It’s not lost on Rabbi Yaakov Kaplan that the menorah lighting in Baltimore on Sunday evening was much like the one planned for Sydney, Australia’s Bondi Beach.
Kaplan, who leads Chabad of South Baltimore, knew one of the 15 people killed at the Australian Hanukkah celebration where two gunmen opened fire. His colleague, Rabbi Eli Schlanger of Chabad Bondi, had visited Maryland over the summer to celebrate the opening of a Chabad center in Harford County, Kaplan said.
Schlanger “dedicated his life to lifting others up, and he was shot down by evil terrorists,” Kaplan said at the annual Esther Ann Menorah lighting at the Inner Harbor.
The terrorists “chose Australia, one of the first places in the world to light the Hanukkah candles, because the message was meant to travel worldwide, a message of fear,” Kaplan said. “But they misunderstood who they were dealing with, because we are literally celebrating a holiday that was born out of devastation, a people who had every reason to give up and instead searched extensively for a single point of light.”
The Inner Harbor crowd was small but enthusiastic, bundled up and dancing as the temperature dropped to 20 degrees. Some attendees noshed on doughnuts as kids ran around with light-up dreidels and glow sticks. There was a heavy police presence.
Kaplan said he hoped residents left the event feeling “a reinvigoration of the spirit and the excitement that they had before they saw the news.”
Kaplan lit the menorah with Mayor Brandon Scott and City Council President Zeke Cohen, who both condemned the Sydney attack as hateful. Scott said the tragedy was compounded by news of a shooting at Brown University and the fatal shooting of a 14-year-old boy in the Morrell Park neighborhood over the weekend.
“When we hear the things that we heard about last night ... our hearts break for those victims and their loved ones, but we never lose our light,” Scott said.

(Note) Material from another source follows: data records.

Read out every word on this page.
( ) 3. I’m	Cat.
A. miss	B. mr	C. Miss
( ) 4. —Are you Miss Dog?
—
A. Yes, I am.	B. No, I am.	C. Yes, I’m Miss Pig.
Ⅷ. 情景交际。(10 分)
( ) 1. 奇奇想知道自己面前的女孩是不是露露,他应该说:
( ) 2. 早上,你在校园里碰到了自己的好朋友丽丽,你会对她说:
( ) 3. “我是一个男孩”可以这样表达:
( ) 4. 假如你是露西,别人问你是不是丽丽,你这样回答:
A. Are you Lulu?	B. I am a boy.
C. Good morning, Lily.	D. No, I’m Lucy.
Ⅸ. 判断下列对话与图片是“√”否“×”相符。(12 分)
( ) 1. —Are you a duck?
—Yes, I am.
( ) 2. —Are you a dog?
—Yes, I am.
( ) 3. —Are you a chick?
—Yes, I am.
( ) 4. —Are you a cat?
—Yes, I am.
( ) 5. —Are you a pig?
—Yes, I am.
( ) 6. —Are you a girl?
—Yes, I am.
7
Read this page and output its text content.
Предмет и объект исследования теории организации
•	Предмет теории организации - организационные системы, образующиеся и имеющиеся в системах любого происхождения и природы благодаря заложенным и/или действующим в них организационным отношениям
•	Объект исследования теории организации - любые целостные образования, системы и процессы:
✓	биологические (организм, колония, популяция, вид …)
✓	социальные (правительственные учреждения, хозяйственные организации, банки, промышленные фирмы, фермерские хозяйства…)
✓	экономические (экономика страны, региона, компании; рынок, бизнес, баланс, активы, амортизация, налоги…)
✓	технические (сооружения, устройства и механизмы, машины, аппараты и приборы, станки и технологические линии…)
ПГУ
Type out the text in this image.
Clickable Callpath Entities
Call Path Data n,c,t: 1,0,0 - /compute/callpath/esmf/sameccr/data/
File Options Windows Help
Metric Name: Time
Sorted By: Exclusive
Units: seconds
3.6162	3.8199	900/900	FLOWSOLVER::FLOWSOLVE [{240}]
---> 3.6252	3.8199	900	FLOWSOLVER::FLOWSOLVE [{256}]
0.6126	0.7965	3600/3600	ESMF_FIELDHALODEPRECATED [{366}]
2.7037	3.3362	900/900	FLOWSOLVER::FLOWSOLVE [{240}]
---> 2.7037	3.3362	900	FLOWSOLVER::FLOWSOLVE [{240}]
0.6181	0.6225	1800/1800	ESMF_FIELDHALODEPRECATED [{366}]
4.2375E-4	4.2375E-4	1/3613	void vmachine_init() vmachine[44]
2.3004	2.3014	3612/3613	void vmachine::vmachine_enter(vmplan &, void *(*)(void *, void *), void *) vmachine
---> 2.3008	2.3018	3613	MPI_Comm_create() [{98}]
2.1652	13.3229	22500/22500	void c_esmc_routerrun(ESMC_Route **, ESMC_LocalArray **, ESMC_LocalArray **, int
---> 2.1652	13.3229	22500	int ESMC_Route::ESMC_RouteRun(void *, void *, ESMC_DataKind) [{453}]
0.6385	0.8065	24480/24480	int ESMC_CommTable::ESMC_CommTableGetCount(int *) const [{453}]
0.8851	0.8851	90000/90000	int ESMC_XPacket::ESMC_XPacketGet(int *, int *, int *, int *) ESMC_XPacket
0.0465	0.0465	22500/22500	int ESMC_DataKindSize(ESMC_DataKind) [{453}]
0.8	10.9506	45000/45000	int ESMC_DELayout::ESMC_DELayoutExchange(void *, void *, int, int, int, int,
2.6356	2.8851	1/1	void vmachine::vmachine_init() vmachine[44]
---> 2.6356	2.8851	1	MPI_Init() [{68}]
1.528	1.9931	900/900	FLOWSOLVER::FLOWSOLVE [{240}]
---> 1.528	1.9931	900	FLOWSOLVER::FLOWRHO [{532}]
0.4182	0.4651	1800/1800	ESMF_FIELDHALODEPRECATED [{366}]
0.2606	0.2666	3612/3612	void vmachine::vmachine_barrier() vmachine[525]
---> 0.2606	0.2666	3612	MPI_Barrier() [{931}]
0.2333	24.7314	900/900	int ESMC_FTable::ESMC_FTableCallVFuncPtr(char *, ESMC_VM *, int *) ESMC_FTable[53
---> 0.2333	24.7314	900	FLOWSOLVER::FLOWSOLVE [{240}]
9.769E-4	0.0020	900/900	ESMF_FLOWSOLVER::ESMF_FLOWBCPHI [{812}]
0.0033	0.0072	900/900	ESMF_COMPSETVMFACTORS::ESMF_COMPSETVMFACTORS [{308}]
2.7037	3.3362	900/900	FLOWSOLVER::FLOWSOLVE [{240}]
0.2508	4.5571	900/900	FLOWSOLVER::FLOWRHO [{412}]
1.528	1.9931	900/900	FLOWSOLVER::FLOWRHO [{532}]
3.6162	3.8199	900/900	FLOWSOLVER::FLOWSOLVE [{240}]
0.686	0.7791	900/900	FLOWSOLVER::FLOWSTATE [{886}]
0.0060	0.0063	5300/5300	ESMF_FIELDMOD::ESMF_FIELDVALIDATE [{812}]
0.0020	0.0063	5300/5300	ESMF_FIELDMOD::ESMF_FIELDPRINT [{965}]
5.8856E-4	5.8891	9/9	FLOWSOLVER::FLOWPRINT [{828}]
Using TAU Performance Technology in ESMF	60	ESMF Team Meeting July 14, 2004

Cohen, who is Jewish, said he spent part of the last week having a Nazi insignia removed from a local billboard. He called for unity amid rising antisemitism and other forms of bigotry across the nation and the world.
Since President Donald Trump’s second term began in January, his administration has investigated dozens of colleges and universities for alleged antisemitism. Federal officials also launched an investigation into Baltimore City schools over the summer after an Anti-Defamation League complaint accused school officials of ignoring incidents of discrimination and harassment.
The massacre at one of Australia’s most popular and iconic beaches followed a wave of antisemitic attacks that has roiled the country over the past year, although authorities didn’t suggest those episodes and Sunday’s shooting were connected. It is the deadliest shooting in almost three decades in a country with strict gun control laws.
Howard Libit, the executive director of the Baltimore Jewish Council, said it was “remarkably painful” to wake up to news of the massacre Sunday morning. Shortly after, he attended Gov. Wes Moore’s Hanukkah brunch, where local leaders expressed outrage and heartbreak over the attack.
“It’s important for us to show up and to continue to be willing to live our lives Jewishly and proudly,” Libit said. “We’re not going to be intimidated. We’re not going to hide.”
The Associated Press contributed to this article.